Pelly came back into the room at that point. “Lawyers, Prior?”
“I was trying to explain to Miss Warshawski how Corpus Christi works. I don’t really know too much about it. Do you, Gus?”
“Just what you hear around. Why do you want to know?”
I told him what I’d told Carroll.
“I’d like to see those notes,” Pelly said. “Maybe they’d give me some idea what the connection was in her mind.”
“I don’t have them with me. But the next time I come out I’ll bring them.” If I remembered to put something down on paper.
It was nearly four-thirty when I got back to the Eisenhower and the snow was coming down as furiously as ever. It was dark now, too, and nearly impossible to see the road. Traffic moved at about five miles an hour. Every now and then, I’d pass some poor soul who’d slid off the side completely.
As I neared the Belmont exit, I debated whether to go home and leave my next errand for an easier day. Two angry ladies in one afternoon was a little hard on the system. But the sooner I talked to Catherine Paciorek the sooner I’d get her out of my life.
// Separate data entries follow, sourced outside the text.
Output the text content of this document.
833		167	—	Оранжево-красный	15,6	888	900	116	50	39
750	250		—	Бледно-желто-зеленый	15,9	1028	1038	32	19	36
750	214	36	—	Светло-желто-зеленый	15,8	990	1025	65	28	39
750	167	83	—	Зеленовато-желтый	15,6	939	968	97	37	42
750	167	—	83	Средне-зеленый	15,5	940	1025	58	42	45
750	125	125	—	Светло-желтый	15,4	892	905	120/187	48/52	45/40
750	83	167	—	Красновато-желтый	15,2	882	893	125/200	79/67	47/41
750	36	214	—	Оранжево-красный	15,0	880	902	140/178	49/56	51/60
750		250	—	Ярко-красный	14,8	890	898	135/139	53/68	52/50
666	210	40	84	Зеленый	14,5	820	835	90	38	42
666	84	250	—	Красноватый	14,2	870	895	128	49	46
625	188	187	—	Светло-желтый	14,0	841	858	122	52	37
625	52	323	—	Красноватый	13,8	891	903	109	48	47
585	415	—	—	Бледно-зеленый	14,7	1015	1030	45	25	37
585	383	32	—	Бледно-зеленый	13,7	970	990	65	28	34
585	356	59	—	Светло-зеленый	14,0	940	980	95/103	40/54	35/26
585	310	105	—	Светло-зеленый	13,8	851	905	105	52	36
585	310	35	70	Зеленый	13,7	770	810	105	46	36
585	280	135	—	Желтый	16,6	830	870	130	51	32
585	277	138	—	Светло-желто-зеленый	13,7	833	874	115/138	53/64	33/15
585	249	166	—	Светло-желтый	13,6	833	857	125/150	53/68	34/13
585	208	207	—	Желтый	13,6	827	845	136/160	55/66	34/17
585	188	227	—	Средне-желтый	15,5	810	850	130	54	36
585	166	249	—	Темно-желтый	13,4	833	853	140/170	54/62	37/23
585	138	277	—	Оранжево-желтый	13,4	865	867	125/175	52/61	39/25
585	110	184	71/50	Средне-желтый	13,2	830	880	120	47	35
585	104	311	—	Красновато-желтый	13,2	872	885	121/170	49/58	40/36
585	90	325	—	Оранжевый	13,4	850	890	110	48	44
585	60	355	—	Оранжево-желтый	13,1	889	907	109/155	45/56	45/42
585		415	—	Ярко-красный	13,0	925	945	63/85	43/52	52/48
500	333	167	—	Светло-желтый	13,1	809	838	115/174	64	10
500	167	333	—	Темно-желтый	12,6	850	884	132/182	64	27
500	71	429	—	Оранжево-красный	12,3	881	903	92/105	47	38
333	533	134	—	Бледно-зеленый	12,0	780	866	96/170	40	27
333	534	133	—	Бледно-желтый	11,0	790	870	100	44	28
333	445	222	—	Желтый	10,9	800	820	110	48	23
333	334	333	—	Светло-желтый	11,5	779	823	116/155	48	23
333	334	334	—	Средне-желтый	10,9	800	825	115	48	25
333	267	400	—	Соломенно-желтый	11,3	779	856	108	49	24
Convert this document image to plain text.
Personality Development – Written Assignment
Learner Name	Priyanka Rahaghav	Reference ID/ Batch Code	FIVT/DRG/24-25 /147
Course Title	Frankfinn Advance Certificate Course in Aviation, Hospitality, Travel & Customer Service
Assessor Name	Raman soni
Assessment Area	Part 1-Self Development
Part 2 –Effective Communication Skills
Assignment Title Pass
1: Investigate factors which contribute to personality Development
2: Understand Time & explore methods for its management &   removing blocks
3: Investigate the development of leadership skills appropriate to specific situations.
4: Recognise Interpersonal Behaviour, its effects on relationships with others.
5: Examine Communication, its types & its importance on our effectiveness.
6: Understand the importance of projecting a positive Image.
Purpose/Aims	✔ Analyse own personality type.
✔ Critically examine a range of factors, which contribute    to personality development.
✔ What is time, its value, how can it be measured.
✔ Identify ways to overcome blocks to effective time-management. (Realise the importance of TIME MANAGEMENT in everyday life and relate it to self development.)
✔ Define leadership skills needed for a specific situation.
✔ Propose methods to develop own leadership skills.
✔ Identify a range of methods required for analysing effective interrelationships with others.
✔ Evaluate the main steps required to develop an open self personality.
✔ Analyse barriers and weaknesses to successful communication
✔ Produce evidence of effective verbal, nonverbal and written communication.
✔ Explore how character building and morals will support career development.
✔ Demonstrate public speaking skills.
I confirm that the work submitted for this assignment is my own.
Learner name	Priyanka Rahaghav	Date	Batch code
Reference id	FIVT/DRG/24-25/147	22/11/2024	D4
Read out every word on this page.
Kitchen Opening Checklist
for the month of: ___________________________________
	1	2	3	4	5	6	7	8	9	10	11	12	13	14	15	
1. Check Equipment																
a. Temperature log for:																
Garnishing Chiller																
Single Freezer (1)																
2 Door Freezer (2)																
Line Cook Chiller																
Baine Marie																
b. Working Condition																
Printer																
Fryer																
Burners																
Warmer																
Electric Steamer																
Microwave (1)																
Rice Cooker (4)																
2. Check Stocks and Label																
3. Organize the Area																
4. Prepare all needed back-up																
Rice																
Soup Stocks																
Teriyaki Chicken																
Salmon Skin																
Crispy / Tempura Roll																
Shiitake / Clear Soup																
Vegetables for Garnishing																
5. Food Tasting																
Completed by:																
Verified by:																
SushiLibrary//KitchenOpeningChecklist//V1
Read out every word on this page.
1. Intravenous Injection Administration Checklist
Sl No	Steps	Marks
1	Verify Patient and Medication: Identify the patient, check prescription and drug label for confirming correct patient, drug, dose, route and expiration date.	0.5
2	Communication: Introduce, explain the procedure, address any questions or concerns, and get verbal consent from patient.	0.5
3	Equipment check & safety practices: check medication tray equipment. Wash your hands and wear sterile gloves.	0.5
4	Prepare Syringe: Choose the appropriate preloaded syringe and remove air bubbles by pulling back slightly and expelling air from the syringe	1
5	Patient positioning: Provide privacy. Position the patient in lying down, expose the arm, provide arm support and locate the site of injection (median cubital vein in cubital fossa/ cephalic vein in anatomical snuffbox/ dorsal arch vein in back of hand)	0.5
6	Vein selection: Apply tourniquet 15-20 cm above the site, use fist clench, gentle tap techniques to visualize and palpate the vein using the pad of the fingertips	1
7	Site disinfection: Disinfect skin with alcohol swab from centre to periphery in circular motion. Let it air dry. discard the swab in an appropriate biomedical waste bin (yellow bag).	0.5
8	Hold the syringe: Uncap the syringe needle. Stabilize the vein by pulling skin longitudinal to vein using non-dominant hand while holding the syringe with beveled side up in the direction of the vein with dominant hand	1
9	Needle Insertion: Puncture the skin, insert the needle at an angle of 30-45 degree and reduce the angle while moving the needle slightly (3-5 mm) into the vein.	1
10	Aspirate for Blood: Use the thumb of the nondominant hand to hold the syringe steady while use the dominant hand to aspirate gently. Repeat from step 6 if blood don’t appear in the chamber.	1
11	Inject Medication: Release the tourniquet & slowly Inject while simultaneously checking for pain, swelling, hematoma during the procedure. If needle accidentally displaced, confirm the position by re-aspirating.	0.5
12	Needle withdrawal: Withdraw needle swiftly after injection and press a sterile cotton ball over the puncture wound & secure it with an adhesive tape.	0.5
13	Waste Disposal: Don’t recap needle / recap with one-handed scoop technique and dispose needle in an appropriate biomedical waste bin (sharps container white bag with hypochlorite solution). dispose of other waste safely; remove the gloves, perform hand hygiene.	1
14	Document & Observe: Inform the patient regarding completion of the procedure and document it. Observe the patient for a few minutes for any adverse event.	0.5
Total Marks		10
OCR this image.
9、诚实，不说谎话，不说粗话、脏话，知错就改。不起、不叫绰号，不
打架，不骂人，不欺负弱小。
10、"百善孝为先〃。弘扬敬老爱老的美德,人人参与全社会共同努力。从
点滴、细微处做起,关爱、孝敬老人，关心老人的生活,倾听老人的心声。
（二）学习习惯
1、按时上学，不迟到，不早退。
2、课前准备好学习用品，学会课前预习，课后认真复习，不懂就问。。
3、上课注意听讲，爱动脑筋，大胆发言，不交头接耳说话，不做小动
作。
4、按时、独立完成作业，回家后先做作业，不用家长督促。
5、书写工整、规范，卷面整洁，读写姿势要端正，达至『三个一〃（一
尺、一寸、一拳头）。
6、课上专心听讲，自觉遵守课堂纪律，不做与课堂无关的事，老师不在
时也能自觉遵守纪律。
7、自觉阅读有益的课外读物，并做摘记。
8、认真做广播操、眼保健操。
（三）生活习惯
I continued north. It was seven by the time I reached the Half Day Road exit.
Away from the expressway arteries the roads were unplowed. I almost got stuck a few times on Sheridan Road, and came to a complete halt just after turning onto Arbor. I got out and looked thoughtfully at the car. No one in the Paciorek house was likely to give me a push. “You’d better be moving by the time I come back,” I warned the Omega, and set off to do the last half mile on foot.
I moved as quickly as possible through the deep snow, glad of earmuffs and gloves, but wishing desperately for a coat. I let myself into the garage and rang the bell at the side entrance. The garage was heated and I rubbed my hands and feet in the warmth while I waited.